The organizing committee has chosen thirty contemporary Chinese short stories from famous Chinese authors such as the novelist and short story writer Guan Moye (generally known as Mo Yan), Shaanxi Opera’s author Jia Pingwa, and the chairwoman of Writers’ Association of Shanghai, Wang Anyi. According to Shi Zhanjun, editor-in-chief of People’s Literature Magazine, each piece was chosen because it represents the Chinese culture, yet contains easily relatable topics which can be understood on an international basis.

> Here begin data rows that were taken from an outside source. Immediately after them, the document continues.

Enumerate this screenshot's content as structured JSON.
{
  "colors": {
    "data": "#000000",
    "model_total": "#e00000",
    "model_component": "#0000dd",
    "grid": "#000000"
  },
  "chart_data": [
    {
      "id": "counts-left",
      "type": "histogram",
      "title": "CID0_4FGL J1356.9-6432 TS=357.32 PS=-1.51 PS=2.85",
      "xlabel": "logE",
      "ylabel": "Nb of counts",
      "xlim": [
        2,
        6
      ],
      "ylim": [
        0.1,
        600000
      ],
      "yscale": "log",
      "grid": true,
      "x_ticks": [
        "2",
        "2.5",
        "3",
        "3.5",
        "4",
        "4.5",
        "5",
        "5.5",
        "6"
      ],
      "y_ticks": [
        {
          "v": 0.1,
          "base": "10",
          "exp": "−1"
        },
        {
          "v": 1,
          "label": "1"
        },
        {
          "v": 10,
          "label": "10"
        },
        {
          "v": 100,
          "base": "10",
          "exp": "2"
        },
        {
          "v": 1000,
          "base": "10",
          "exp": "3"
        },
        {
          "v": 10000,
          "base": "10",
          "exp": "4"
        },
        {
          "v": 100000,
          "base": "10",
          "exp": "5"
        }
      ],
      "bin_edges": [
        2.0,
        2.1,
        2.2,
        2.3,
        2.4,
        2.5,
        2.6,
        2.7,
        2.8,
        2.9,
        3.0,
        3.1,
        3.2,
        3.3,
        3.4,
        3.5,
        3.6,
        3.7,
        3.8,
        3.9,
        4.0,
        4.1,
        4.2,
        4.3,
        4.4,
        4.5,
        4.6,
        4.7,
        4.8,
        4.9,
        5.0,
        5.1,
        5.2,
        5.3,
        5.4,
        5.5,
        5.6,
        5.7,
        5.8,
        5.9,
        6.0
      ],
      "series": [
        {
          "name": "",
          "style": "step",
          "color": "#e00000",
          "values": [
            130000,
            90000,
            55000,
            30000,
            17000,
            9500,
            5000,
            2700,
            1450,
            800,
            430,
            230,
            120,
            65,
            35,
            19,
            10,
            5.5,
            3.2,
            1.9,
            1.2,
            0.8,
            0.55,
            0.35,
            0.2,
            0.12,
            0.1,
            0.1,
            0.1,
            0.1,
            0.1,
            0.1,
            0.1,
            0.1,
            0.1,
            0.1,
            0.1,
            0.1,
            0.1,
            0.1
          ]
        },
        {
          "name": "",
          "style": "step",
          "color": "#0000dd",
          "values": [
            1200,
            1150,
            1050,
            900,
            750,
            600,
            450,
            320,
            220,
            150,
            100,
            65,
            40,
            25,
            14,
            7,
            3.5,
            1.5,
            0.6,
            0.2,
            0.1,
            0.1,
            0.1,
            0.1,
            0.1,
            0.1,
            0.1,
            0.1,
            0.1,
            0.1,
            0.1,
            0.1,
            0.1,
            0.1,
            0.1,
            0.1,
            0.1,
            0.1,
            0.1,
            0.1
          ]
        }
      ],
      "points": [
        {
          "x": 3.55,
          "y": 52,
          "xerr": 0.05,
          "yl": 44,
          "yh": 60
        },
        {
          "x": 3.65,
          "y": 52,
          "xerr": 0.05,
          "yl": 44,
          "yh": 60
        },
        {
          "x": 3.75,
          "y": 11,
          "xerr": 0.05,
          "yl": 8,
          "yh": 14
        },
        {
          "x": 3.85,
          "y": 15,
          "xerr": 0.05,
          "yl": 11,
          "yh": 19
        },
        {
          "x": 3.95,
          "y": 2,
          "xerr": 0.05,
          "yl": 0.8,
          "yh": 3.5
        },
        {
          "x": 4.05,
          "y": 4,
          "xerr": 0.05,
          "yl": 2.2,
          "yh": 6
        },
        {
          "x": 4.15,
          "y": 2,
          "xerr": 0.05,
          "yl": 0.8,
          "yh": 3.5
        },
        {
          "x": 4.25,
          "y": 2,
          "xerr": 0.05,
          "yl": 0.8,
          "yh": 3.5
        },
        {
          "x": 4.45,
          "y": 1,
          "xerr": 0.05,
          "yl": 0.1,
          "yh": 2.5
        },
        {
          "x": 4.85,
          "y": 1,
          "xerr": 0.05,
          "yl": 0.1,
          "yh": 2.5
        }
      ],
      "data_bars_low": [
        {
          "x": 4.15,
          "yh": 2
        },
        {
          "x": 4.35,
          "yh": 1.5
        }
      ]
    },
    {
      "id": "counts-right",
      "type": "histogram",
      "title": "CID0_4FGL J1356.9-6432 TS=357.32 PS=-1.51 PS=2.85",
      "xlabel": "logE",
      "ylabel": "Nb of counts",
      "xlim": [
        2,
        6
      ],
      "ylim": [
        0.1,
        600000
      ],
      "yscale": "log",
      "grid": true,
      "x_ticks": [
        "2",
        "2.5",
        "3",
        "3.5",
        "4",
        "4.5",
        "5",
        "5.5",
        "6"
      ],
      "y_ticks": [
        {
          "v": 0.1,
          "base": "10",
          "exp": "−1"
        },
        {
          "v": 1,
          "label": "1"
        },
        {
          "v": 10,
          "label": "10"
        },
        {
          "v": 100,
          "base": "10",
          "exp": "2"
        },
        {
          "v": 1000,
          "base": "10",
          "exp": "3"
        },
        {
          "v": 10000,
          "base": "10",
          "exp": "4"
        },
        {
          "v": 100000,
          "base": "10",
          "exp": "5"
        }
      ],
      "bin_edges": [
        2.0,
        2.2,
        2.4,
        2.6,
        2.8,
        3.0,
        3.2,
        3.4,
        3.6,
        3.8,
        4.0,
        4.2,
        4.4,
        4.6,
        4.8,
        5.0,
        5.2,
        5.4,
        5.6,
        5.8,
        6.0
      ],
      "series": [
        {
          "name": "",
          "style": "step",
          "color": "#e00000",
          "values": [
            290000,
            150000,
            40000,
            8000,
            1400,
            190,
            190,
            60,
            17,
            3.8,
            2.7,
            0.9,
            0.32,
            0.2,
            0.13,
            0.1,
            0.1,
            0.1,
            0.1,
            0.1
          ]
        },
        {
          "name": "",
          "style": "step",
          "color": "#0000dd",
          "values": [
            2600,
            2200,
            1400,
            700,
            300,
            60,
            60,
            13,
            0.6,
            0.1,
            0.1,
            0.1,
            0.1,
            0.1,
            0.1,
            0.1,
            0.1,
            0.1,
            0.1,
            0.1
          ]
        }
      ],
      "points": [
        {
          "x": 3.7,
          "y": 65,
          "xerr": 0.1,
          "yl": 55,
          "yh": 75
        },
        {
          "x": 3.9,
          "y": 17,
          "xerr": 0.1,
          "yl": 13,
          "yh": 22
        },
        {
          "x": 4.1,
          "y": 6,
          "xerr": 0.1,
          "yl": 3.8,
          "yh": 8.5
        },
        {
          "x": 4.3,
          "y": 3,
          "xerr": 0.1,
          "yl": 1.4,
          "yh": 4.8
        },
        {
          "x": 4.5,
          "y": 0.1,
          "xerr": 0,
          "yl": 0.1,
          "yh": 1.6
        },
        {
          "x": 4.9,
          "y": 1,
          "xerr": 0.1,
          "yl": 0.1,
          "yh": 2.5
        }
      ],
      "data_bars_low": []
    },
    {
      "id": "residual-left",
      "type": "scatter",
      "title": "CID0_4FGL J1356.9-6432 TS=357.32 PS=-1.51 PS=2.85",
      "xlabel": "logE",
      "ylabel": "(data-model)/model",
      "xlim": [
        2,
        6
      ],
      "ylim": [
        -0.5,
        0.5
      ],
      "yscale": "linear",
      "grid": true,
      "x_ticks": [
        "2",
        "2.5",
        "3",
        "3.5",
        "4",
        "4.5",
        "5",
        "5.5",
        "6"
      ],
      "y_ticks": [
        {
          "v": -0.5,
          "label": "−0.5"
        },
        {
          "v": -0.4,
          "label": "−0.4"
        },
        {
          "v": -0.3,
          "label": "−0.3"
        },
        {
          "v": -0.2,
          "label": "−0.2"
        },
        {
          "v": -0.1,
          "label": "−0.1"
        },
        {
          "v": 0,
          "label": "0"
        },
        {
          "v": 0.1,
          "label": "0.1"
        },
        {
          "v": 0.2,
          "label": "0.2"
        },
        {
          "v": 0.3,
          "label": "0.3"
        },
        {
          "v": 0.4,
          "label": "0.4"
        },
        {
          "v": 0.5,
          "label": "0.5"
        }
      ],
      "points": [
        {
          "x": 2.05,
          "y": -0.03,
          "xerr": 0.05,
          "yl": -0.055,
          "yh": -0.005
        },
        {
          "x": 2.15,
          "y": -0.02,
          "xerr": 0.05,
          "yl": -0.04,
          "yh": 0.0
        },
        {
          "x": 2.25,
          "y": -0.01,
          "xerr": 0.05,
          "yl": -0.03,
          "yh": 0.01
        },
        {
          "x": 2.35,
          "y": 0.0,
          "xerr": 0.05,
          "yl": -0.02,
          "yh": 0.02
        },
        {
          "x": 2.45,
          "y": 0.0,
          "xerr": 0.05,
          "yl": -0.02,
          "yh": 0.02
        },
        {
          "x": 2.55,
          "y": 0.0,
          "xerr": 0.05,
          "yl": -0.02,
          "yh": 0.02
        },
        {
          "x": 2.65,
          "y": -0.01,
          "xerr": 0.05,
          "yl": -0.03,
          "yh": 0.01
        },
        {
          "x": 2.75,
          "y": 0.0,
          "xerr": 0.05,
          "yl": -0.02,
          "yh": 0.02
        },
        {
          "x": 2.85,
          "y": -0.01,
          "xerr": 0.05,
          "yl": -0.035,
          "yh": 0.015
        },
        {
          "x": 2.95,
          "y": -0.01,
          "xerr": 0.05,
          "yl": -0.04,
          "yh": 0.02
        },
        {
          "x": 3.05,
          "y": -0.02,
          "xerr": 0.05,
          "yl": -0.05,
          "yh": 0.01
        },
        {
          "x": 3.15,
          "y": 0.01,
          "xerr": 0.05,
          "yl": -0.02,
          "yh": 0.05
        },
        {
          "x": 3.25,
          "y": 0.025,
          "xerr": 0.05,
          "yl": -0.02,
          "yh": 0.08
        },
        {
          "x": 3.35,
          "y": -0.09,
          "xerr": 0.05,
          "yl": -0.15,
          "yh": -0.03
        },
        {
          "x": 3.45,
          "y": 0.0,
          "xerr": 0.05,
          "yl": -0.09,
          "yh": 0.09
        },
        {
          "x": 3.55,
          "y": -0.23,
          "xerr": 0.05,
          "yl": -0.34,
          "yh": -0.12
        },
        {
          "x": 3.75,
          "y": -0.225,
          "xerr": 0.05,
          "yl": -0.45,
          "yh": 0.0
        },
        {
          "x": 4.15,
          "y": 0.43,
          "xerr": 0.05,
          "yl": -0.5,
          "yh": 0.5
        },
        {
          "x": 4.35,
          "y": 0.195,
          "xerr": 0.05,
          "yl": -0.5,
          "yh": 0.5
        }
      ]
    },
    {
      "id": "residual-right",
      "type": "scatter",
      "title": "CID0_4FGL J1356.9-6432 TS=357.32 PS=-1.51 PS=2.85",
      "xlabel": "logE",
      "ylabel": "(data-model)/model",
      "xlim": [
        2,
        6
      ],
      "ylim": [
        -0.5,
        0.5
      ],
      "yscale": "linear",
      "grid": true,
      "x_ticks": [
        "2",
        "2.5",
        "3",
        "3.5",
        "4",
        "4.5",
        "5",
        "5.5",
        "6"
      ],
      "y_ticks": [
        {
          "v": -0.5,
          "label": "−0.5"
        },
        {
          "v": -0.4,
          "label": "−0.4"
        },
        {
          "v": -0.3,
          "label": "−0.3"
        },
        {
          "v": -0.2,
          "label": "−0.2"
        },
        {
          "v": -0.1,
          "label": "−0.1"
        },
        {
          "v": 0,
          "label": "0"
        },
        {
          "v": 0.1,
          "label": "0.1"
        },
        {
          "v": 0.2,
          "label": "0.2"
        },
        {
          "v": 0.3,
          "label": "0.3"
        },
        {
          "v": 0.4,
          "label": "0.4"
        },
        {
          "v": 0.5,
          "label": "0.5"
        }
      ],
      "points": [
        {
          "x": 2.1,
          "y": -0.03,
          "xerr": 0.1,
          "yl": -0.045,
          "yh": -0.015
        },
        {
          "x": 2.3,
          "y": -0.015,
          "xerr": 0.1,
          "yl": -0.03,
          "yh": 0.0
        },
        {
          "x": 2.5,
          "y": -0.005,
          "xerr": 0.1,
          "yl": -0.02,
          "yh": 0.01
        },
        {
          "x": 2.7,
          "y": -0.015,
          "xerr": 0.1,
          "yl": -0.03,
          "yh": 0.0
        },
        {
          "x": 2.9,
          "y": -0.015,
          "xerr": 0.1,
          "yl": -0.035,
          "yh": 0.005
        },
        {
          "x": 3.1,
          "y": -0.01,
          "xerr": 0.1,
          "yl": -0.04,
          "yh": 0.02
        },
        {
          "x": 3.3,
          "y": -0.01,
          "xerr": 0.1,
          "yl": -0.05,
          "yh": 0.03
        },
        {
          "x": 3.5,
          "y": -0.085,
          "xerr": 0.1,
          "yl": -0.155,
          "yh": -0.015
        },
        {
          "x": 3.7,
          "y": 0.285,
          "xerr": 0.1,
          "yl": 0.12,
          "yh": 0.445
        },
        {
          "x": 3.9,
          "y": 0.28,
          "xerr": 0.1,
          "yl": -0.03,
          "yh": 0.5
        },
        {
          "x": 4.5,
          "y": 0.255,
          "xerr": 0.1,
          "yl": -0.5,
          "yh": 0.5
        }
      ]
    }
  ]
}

Each participant is to translate one of the thirty pieces into either English, French, Spanish, Arabic, or Russian. The first winner will get a prize of $5,000, and every awarded translation will be published in a book by The Foreign Languages Press. The judging committees will be made up of translators from all over the world, as well as members of important publishing companies. There will be one committee for each language, made up of at least five members. The list of members will be made public together with the results of the contest. Translators can turn in their translations until February 28, 2014.
Zhang Yanbin, director of the State Council Information Office, recognised the importance of translation in bridging cultures. In recent years, Chinese culture has been expanding and attracting growing interest all around the world. This is a consequence of both China’s development and the Eighteenth National Congress of the Communist Party of China, after which China decided to build itself as a cultural power. Translating a group of Chinese short stories is part of a process of cultural expansion through language, literature and translation.